Rate limit DRF endpoint with redis working example

I will try to be as practical as possible in this article. for more theoretical information, you can use this DRF throttling guide

let’s consider that you have a Django Rest project up and running, and you want to rate limit an endpoint. for that, we will use DRF throttling classes, and we will need Redis to store the rate limit data.

Install Redis as cache backend for Django and DRF. I will use Rocky Linux 9 for this example.

1 Install Redis service

sudo yum install redis

2 Enable, Start and check the status of Redis

sudo systemctl enable redis

sudo systemctl start redis

sudo systemctl status redis

It should look like this:

next, we need to install the python client for Redis

3 Install Redis python client

pip install redis

4 Install Django Redis Cache Backend

pip install django-redis

5 enable django-redis cache

    CACHES = {
        'default': {
        'BACKEND': 'django_redis.cache.RedisCache',
        'LOCATION': 'redis://127.0.0.1:6379/',
        'OPTIONS': {
            'CLIENT_CLASS': 'django_redis.client.DefaultClient',
            }
        }
    }

6 enable DRF throttling

    REST_FRAMEWORK = {
        'DEFAULT_THROTTLE_CLASSES': [
        'rest_framework.throttling.ScopedRateThrottle',
        ],
        'DEFAULT_THROTTLE_RATES': {
        'hi': '60/minute',
        },
        ...
    }

7 identify the endpoint you want to rate limit.

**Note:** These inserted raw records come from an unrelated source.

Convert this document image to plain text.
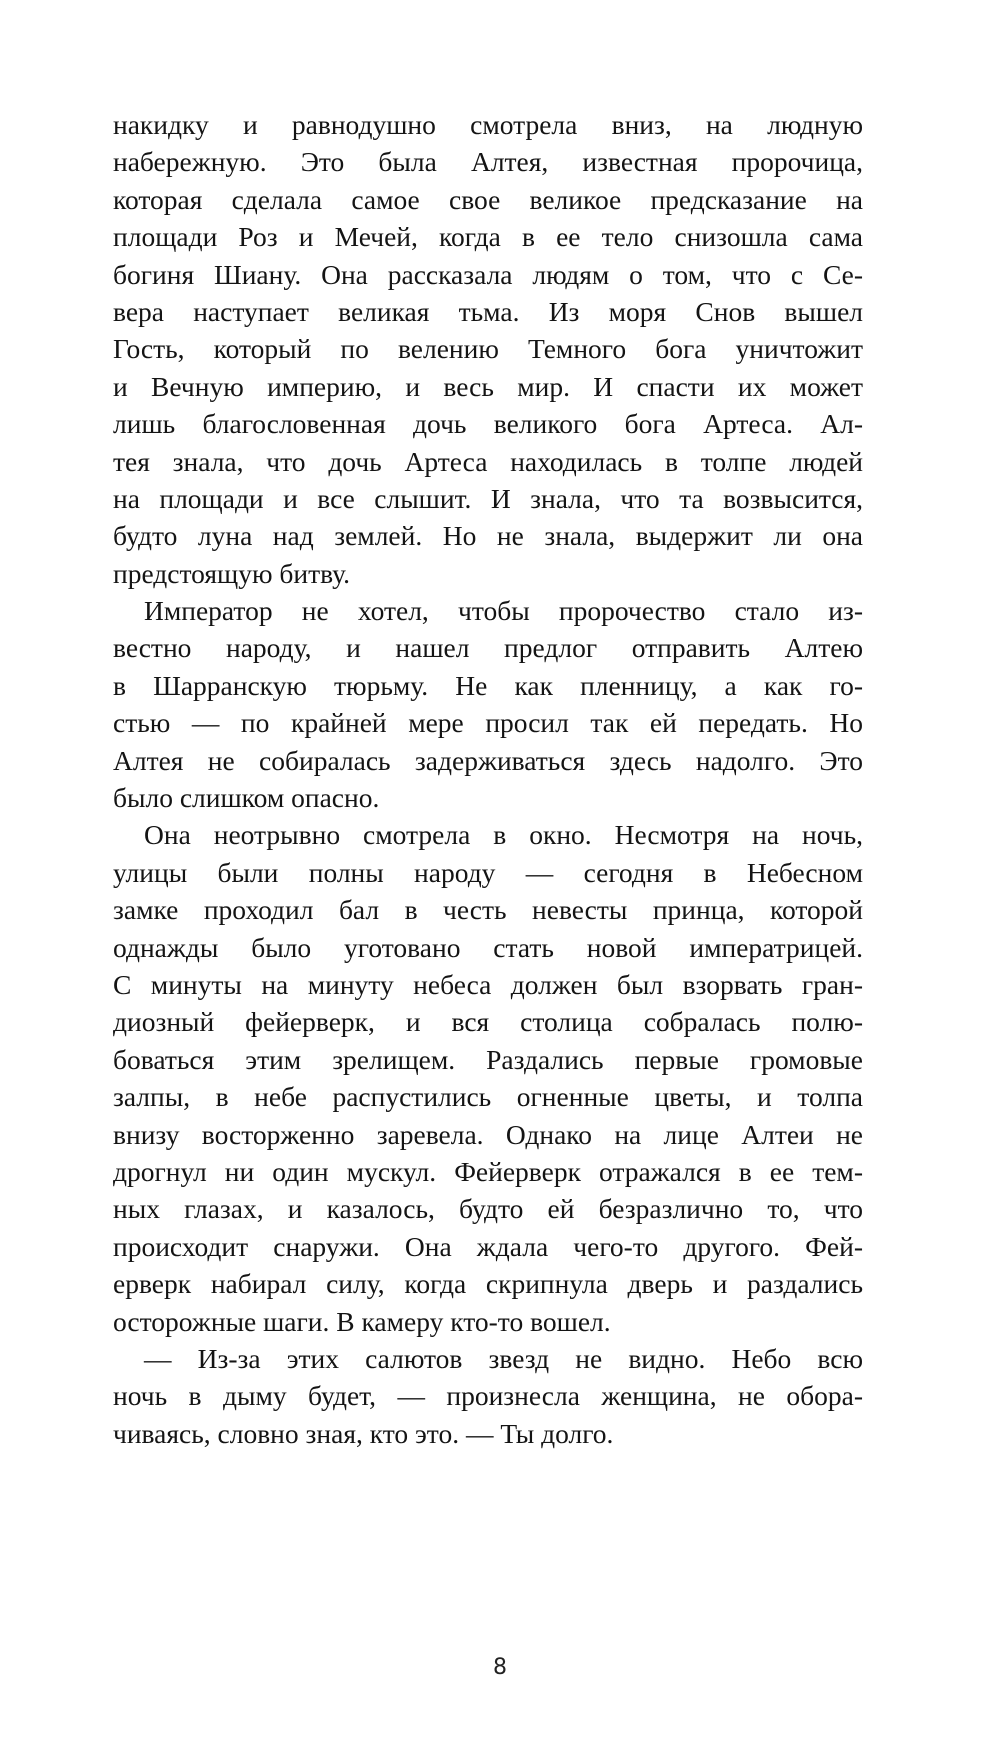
накидку и равнодушно смотрела вниз, на людную
набережную. Это была Алтея, известная пророчица,
которая сделала самое свое великое предсказание на
площади Роз и Мечей, когда в ее тело снизошла сама
богиня Шиану. Она рассказала людям о том, что с Се-
вера наступает великая тьма. Из моря Снов вышел
Гость, который по велению Темного бога уничтожит
и Вечную империю, и весь мир. И спасти их может
лишь благословенная дочь великого бога Артеса. Ал-
тея знала, что дочь Артеса находилась в толпе людей
на площади и все слышит. И знала, что та возвысится,
будто луна над землей. Но не знала, выдержит ли она
предстоящую битву.
Император не хотел, чтобы пророчество стало из-
вестно народу, и нашел предлог отправить Алтею
в Шарранскую тюрьму. Не как пленницу, а как го-
стью — по крайней мере просил так ей передать. Но
Алтея не собиралась задерживаться здесь надолго. Это
было слишком опасно.
Она неотрывно смотрела в окно. Несмотря на ночь,
улицы были полны народу — сегодня в Небесном
замке проходил бал в честь невесты принца, которой
однажды было уготовано стать новой императрицей.
С минуты на минуту небеса должен был взорвать гран-
диозный фейерверк, и вся столица собралась полю-
боваться этим зрелищем. Раздались первые громовые
залпы, в небе распустились огненные цветы, и толпа
внизу восторженно заревела. Однако на лице Алтеи не
дрогнул ни один мускул. Фейерверк отражался в ее тем-
ных глазах, и казалось, будто ей безразлично то, что
происходит снаружи. Она ждала чего-то другого. Фей-
ерверк набирал силу, когда скрипнула дверь и раздались
осторожные шаги. В камеру кто-то вошел.
— Из-за этих салютов звезд не видно. Небо всю
ночь в дыму будет, — произнесла женщина, не обора-
чиваясь, словно зная, кто это. — Ты долго.
8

    class HelloView(APIView):
        permission_classes = (AllowAny,)
        throttle_scope = 'hi' # this is the scope name we defined in settings.py 

        def get(self, request):
            content = {"msg": "Hello Hello!"}
            return JsonResponse(content, safe=False)

8 Test Functionality

request_count = 101
url = "https://endpoint:8000/hi/"
headers = {"Content-Type": "application/json"}
for _ in range(request_count):
    response = requests.request("GET", url, headers=headers, data={})
    print(response.text,response.status_code)

In my case, hi endpoint responds with a simple “msg”: “Hello Hello!” message. let’t use this simple for loop to send 101 requests to this endpoint and see when drf will notify us about limit.

when we reach the limit, drf will respond with a 429 status code and a message like this:

9 Conclusion

this is one of the simplest ways to rate limit an endpoint in DRF. sometimes this is not enough, and you need to have more control over the rate limit.

there is a more advanced way to do this using the Redis and leacky bucket algorithm. I will write about it in the near future.

I hope this article was helpful to you.